= LIRNEasia =

LIRNEasia (Learning Initiatives on Reforms for Network Economies Asia) is an information and communication technology (ICT) policy and regulation think-tank active in the Asia Pacific region. The organization is incorporated under Sri Lankan law as a non-profit organization. It was launched in September 2004 under the leadership of Professor Rohan Samarajiva.

== Research and activities ==
LIRNEasia conducts policy research on information and communications technology and related infrastructure sectors. Since 2012, this has included work on using big data for public policy.

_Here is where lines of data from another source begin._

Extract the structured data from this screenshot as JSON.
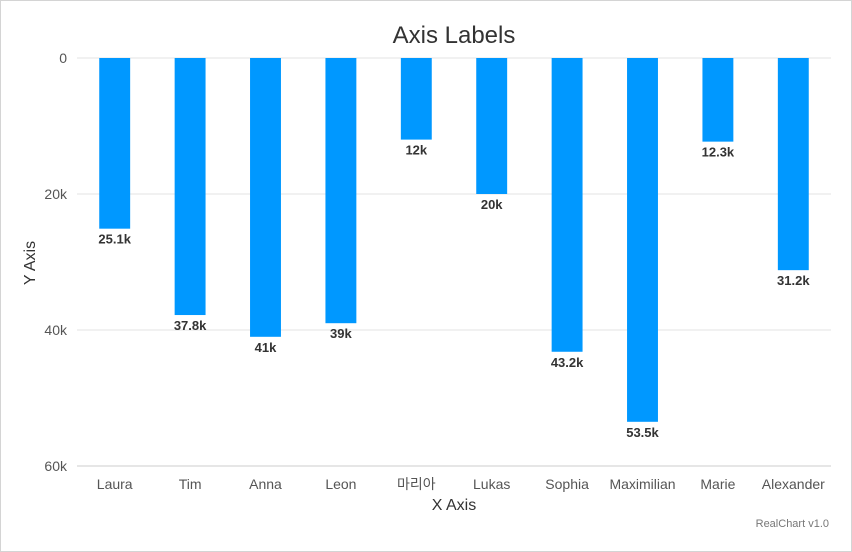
{
  "chart_data": {
    "type": "bar",
    "title": "Axis Labels",
    "xlabel": "X Axis",
    "ylabel": "Y Axis",
    "categories": [
      "Laura",
      "Tim",
      "Anna",
      "Leon",
      "마리아",
      "Lukas",
      "Sophia",
      "Maximilian",
      "Marie",
      "Alexander"
    ],
    "values": [
      25100,
      37800,
      41000,
      39000,
      12000,
      20000,
      43200,
      53500,
      12300,
      31200
    ],
    "data_labels": [
      "25.1k",
      "37.8k",
      "41k",
      "39k",
      "12k",
      "20k",
      "43.2k",
      "53.5k",
      "12.3k",
      "31.2k"
    ],
    "y_ticks": [
      "0",
      "20k",
      "40k",
      "60k"
    ],
    "y_tick_values": [
      0,
      20000,
      40000,
      60000
    ],
    "ylim": [
      0,
      60000
    ],
    "y_reversed": true,
    "grid": true,
    "bar_color": "#0098ff",
    "credit": "RealChart v1.0"
  }
}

The organization conducts demand-side surveys to measure ICT access and usage. For example, its 2017 survey in Pakistan found that 69% of the population aged 15-65 were not aware of the internet, highlighting a significant usage gap. It also conducted the sole institutional survey assessing internet usage of the Indian government's rural broadband initiative, BharatNet. beyond telecommunications, its Human Resources Research Program published CHOICES – Higher Education Opportunities after A/Levels, a directory profiling 56 institutions and 258 alternative higher education courses in Sri Lanka.

Its research includes analyzing the economic impact of technology. A 2014 systematic review of over 8,000 studies concluded that mobile network coverage in rural areas significantly improves market efficiency and employment.

CEO Helani Galpaya was appointed to the board of the Global Partnership for Sustainable Development Data in 2017.